Nuking a tornado, one of the more eccentric and potentially controversial suggestions, provides a segue to the social and political tensions that have arisen from weather control. Uncertainties, like the toxicity of silver iodide, or how speeding up rainfall affects other areas, surround these projects. It’s not just the actual technology: the systems are incredibly large.
The water cycle – the movement of water through soil, the atmosphere and everything in between – moves very slowly. This means if we’re doing damage by tampering with it, the effects may not be felt immediately. Furthermore, the complexity of these systems is unfathomable. Struggles to assess the speed, human impact on and even veracity of climate change show how little man understands these processes.

Weather as a weapon

The world’s governments have been considering a future in which weather modification is a daily reality, especially as it relates to warfare. Altering a country’s weather can impair technology, affect the terrain (turning soil to mud) and can create ground and air conditions soldiers aren’t trained for.
During the Vietnam War, Operation Popeye was launched using a specialist squadron, tasked with “making mud, not war”. The intention was to turn the Vietcong’s supply routes into an unnavigable quagmire. The mission was a success. But another operation, named Ivory Coast, occurring at the same time, was intended to rescue PoWs in a nearby camp.
The heavy rain from Popeye prompted the Vietcong to move the prisoners from the affected camp to a drier area, botching Coast’s objectives. Although the science was young back in those days, this small example suggests at the potential for naive use of a very powerful technology.
Weather modification in warfare, incidentally, is now forbidden by the United Nations Convention.

Agitators

Most of the complaints made about research into weather modification come from conspiracy theorists. These are often more unintentionally comic than disturbingly critical.
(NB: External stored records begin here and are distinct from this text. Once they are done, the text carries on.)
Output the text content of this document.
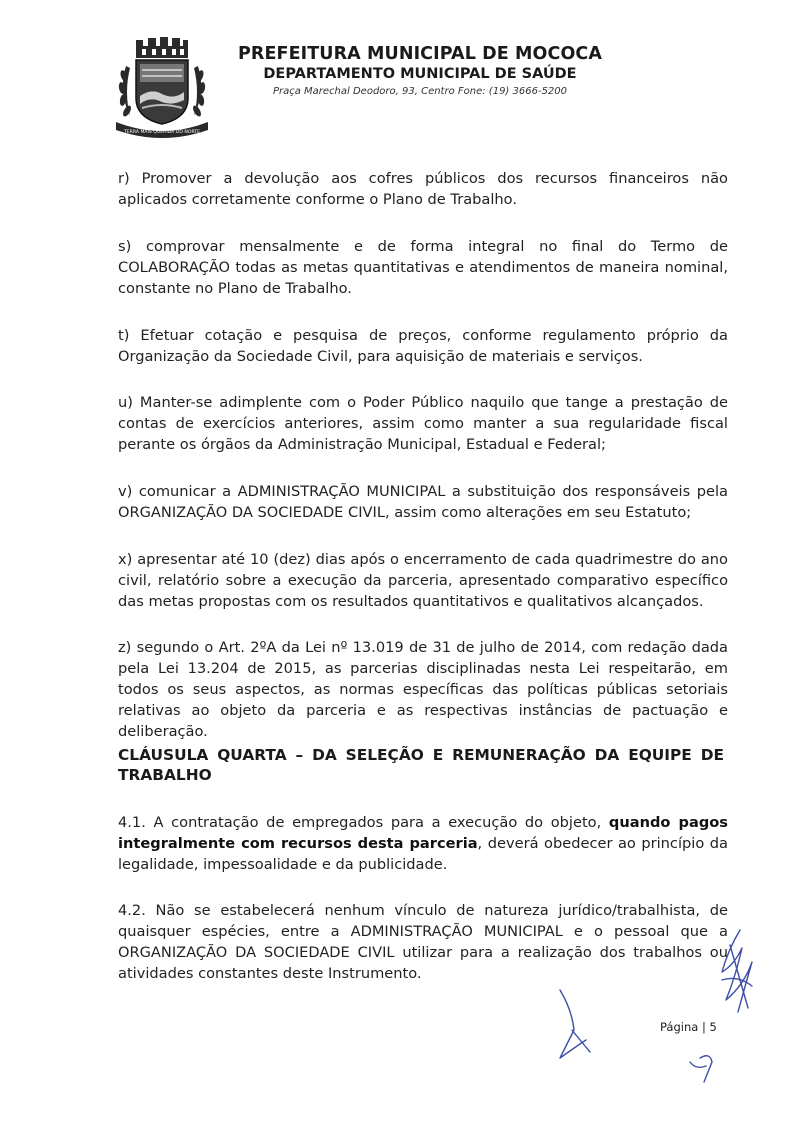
TERRA MAIS QUERIDA DO NORTE
PREFEITURA MUNICIPAL DE MOCOCA
DEPARTAMENTO MUNICIPAL DE SAÚDE
Praça Marechal Deodoro, 93, Centro Fone: (19) 3666-5200
r) Promover a devolução aos cofres públicos dos recursos financeiros não aplicados corretamente conforme o Plano de Trabalho.
s) comprovar mensalmente e de forma integral no final do Termo de COLABORAÇÃO todas as metas quantitativas e atendimentos de maneira nominal, constante no Plano de Trabalho.
t) Efetuar cotação e pesquisa de preços, conforme regulamento próprio da Organização da Sociedade Civil, para aquisição de materiais e serviços.
u) Manter-se adimplente com o Poder Público naquilo que tange a prestação de contas de exercícios anteriores, assim como manter a sua regularidade fiscal perante os órgãos da Administração Municipal, Estadual e Federal;
v) comunicar a ADMINISTRAÇÃO MUNICIPAL a substituição dos responsáveis pela ORGANIZAÇÃO DA SOCIEDADE CIVIL, assim como alterações em seu Estatuto;
x) apresentar até 10 (dez) dias após o encerramento de cada quadrimestre do ano civil, relatório sobre a execução da parceria, apresentado comparativo específico das metas propostas com os resultados quantitativos e qualitativos alcançados.
z) segundo o Art. 2ºA da Lei nº 13.019 de 31 de julho de 2014, com redação dada pela Lei 13.204 de 2015, as parcerias disciplinadas nesta Lei respeitarão, em todos os seus aspectos, as normas específicas das políticas públicas setoriais relativas ao objeto da parceria e as respectivas instâncias de pactuação e deliberação.
CLÁUSULA QUARTA – DA SELEÇÃO E REMUNERAÇÃO DA EQUIPE DE
TRABALHO
4.1. A contratação de empregados para a execução do objeto, quando pagos integralmente com recursos desta parceria, deverá obedecer ao princípio da legalidade, impessoalidade e da publicidade.
4.2. Não se estabelecerá nenhum vínculo de natureza jurídico/trabalhista, de quaisquer espécies, entre a ADMINISTRAÇÃO MUNICIPAL e o pessoal que a ORGANIZAÇÃO DA SOCIEDADE CIVIL utilizar para a realização dos trabalhos ou atividades constantes deste Instrumento.
Página | 5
You can’t help but smile at a mother pleased with herself for dispersing – with vinegar – the “chemtrails” that haunt her and her son’s back yard vista. Chemtrails, the white lines left in an aeroplane’s wake, can be left by any flying craft, and although they can come after a cloud seeding operation, there’s nothing to say they cause damage, give you headaches or cause any paranoia that wasn’t already there.
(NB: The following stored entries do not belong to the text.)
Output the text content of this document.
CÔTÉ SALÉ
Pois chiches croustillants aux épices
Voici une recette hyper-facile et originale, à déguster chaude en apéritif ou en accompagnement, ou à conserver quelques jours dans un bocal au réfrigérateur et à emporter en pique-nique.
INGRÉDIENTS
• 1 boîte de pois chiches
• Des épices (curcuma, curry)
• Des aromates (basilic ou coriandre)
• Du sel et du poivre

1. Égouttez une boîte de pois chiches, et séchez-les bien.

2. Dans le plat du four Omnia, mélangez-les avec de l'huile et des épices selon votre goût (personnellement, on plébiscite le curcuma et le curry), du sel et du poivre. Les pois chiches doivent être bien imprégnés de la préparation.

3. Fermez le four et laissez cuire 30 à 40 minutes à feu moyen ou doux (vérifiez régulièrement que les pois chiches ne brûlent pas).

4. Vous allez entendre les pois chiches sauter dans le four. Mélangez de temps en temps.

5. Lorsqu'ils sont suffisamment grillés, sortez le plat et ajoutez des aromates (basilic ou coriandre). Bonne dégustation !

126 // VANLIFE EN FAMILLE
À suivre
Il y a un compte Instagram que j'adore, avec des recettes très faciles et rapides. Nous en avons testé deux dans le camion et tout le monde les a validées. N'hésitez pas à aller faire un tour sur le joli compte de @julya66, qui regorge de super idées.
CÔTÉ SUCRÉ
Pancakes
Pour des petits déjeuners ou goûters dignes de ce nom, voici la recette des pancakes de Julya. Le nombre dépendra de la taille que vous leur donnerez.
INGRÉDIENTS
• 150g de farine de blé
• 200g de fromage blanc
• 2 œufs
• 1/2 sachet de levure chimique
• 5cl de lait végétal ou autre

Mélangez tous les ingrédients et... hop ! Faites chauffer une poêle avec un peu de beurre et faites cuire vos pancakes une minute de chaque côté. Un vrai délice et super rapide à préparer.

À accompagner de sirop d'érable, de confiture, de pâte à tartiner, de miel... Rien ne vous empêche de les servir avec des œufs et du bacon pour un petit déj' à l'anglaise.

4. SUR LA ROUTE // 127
The criticisms from conspiracy theorists, however, are relevant in one way to weather modification. The science and technology are still very new, but the concepts themselves are old. Perhaps it’s the awe-inspiring promise of controlling the elements or the idea of playing God.
Either way, much of the real research in weather control has been mixed with futurism and wishful thinking: for example, nuke blasts to disrupt air currents. The feverish imaginings of military top brass can sometimes give the impression of a sci-fi adventure, not a scientific or technological endeavour.
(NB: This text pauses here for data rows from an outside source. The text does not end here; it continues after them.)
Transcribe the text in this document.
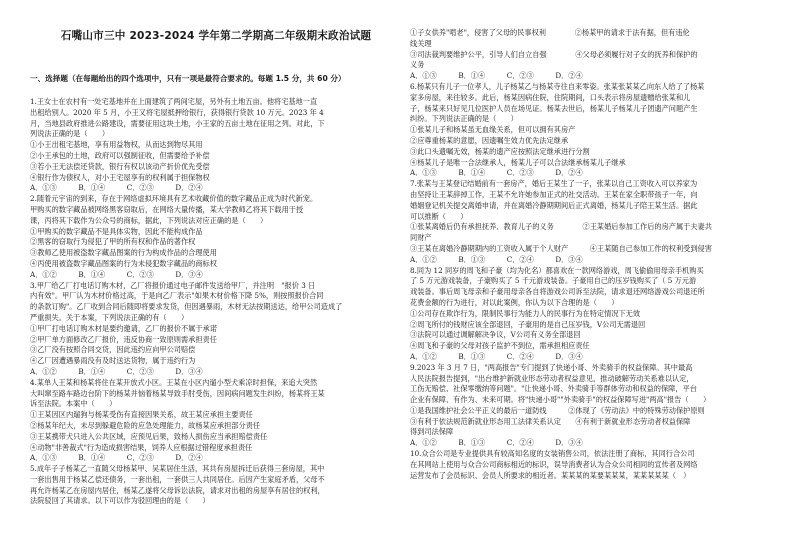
石嘴山市三中 2023-2024 学年第二学期高二年级期末政治试题
一、选择题（在每题给出的四个选项中，只有一项是最符合要求的。每题 1.5 分，共 60 分）
1.王女士在农村有一处宅基地并在上面建筑了两间宅屋，另外有土地五亩。他将宅基地一直
出租给别人。2020 年 5 月，小王又将宅屋抵押给银行，获得银行贷款 10 万元。2023 年 4
月，当地县政府推进公路建设，需要征用这块土地，小王家的五亩土地在征用之列。对此，下
列说法正确的是（　　）
①小王出租宅基地，享有用益物权，从而达到物尽其用
②小王承包的土地，政府可以强制征收，但需要给予补偿
③若小王无法偿还贷款，银行有权以该动产折价优先受偿
④银行作为债权人，对小王宅屋享有的权利属于担保物权
A．①③　　　B．①④　　　C．②③　　　D．②④
2.随着元宇宙的到来，存在于网络虚拟环境具有艺术收藏价值的数字藏品正成为时代新宠。
甲购买的数字藏品被网络黑客窃取后，在网络大量传播，某大学教师乙将其下载用于授
课，丙将其下载作为公众号的商标，据此，下列说法对应正确的是（　　）
①甲购买的数字藏品不是具体实物，因此不能构成作品
②黑客的窃取行为侵犯了甲的所有权和作品的著作权
③教师乙使用被盗数字藏品图案的行为构成作品的合理使用
④丙使用被盗数字藏品图案的行为未侵犯数字藏品的商标权
A．①②　　　B．①④　　　C．②③　　　D．③④
3.甲厂给乙厂打电话订购木材，乙厂将报价通过电子邮件发送给甲厂，并注明　"报价 3 日
内有效"。甲厂认为木材价格过高，于是向乙厂表示"如果木材价格下降 5%，则按照报价合同
的条款订购"。乙厂收到合同后随即将要求发货，但因遇暴雨，木材无法按期送达，给甲公司造成了
严重损失。关于本案，下列说法正确的有（　　）
①甲厂打电话订购木材是要约邀请，乙厂的报价不属于承诺
②甲厂单方面修改乙厂报价，违反协商一致原则需承担责任
③乙厂没有按照合同交货，因此违约应向甲公司赔偿
④乙厂因遭遇暴雨没有及时送达货物，属于违约行为
A．①②　　　B．①④　　　C．②③　　　D．③④
4.某单人王某和杨某将住在某开放式小区。王某在小区内遛小型犬乘凉时担保，来追大突然
大叫窜至路车路边台阶下的杨某并恼着杨某导致手肘受伤，因间病问题发生纠纷，杨某将王某
诉至法院。本案中（　　）
①王某因区内遛狗与杨某受伤有直接因果关系，故王某应承担主要责任
②杨某年纪大，未尽到躲避危险的应急处理能力，故杨某应承担部分责任
③王某携带犬只进入公共区域，应预见后果，致杨人损伤应当承担赔偿责任
④动物"非善裁式"行为造成损害结果，饲养人应根据过错程度承担责任
A．①③　　　B．①④　　　C．②③　　　D．②④
5.成年子子杨某乙一直随父母杨某甲、吴某居住生活，其共有房屋拆迁后获得三套房屋，其中
一套出售用于杨某乙偿还债务，一套出租，一套供三人共同居住。后因产生家庭矛盾，父母不
再允许杨某乙在房屋内居住，杨某乙遂将父母诉讼法院，请求对出租的房屋享有居住的权利，
法院驳回了其请求。以下可以作为驳回理由的是（　　）
①子女供养"啃老"，侵害了父母的民事权利　　　　②杨某甲的请求于法有据，但有违伦
线关理
③司法裁判要维护公平，引导人们自立自强　　　　④父母必须履行对子女的抚养和保护的
义务
A．①③　　　B．①④　　　C．②③　　　D．②④
6.杨某只有儿子一位孝人，儿子杨某乙与杨某寺往自来零姿。张某张某某乙向东人给了了杨某
家多房屋，来往较多。此后，杨某因病住院，住院期间，口头表示将房屋遗赠给张某和儿
子，杨某来只好见几位医护人员在场见证。杨某去世后，杨某儿子杨某儿子团遗产问题产生
纠纷。下列说法正确的是（　　）
①张某儿子和杨某虽无血缘关系，但可以拥有其房产
②应尊重杨某的意愿，因遗嘱生效力优先法定继承
③此口头遗嘱无效，杨某的遗产应按照法定继承进行分割
④杨某儿子是唯一合法继承人，杨某儿子可以合法继承杨某儿子继承
A．①③　　　B．①④　　　C．②③　　　D．②④
7.张某与王某登记结婚前有一套房产，婚后王某生了一子，张某以自己工资收入可以养家为
由坚持让王某辞掉工作，王某不允许她参加正式的社交活动。王某在家全职带孩子一年，向
婚姻登记机关提交离婚申请，并在离婚冷静期期间后正式离婚，杨某儿子陪王某生活。据此
可以推断（　　）
①张某离婚后仍有承担抚养、教育儿子的义务　　　　②王某婚后参加工作后的房产属于夫妻共
同财产
③王某在离婚冷静期期内的工资收入属于个人财产　　　④王某随自己参加工作的权利受到侵害
A．①②　　　B．①③　　　C．②④　　　D．③④
8.同为 12 同岁的周飞和子豪（均为化名）都喜欢在一款网络游戏，周飞偷偷用母亲手机购买
了 5 万元游戏装备，子豪购买了 5 千元游戏装备。子豪用自己的压岁钱购买了（ 5 万元游
戏装备。事后周飞母亲和子豪用母亲各自将游戏公司诉至法院，请求退还网络游戏公司退还所
花费金额的行为进行，对以此案例，你认为以下合理的是（　　）
①公司存在欺诈行为，限制民事行为能力人的民事行为在特定情况下无效
②周飞所付的钱财应该全部退回，子豪用的是自己压岁钱，Ⅴ公司无需退回
③法院可以通过调解解决争议，Ⅴ公司有义务全部退回
④周飞和子豪的父母对孩子监护不到位，需承担相应责任
A．①②　　　B．①③　　　C．②④　　　D．③④
9.2023 年 3 月 7 日，"两高报告"专门提到了快递小哥、外卖骑手的权益保障。其中最高
人民法院报告提到，"出台维护新就业形态劳动者权益意见，推动破解劳动关系难以认定，
工伤无赔偿、社保零缴纳等问题"。"让快递小哥、外卖骑手等群体劳动和权益的保障，平台
企业有保障、有作为、未来可期。将"快递小哥""外卖骑手"的权益保障写进"两高"报告（　　）
①是我国维护社会公平正义的最后一道防线　　　②体现了《劳动法》中的特殊劳动保护原则
③有利于依法规范新就业形态用工法律关系认定　　④有利于新就业形态劳动者权益保障
得到司法保障
A．①②　　　B．①③　　　C．②④　　　D．③④
10.众合公司是专业提供具有较高知名度的女装销售公司，依法注册了商标，其同行合公司
在其网站上使用与众合公司商标相近的标识，误导消费者认为合众公司相同的宣传者及网络
运营发布了会员标识、会员人所要求的相近者。某某某的某要某某某，某某某某某（　）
Still, it has provided drought-affected areas with significant successes: the US, whose technology in this field is at the cutting edge, has seen sizeable increases in crop yields since weather remodelling began. But it is China, who have put the most money into weather modification and who are just starting to deploy it on a national scale, who may prove to be the greatest testing ground for the real-world effectiveness of this awe-inspiring technology.
As incredible as this science is, and as far as we’ve come in understanding the weather and how to manipulate it, we’re left with a lot of questions. It isn’t, for example, the science of brewing better coffee or improve muscle tone: it’s how we can change the direction of a vast global system which we may never fully understand.
Who decides what the weather will be, and who doesn’t get a say? Will we ever really know what we’re doing? And, if China had already spent $40 billion on the Olympic games, would a roof have been that vast an additional expense?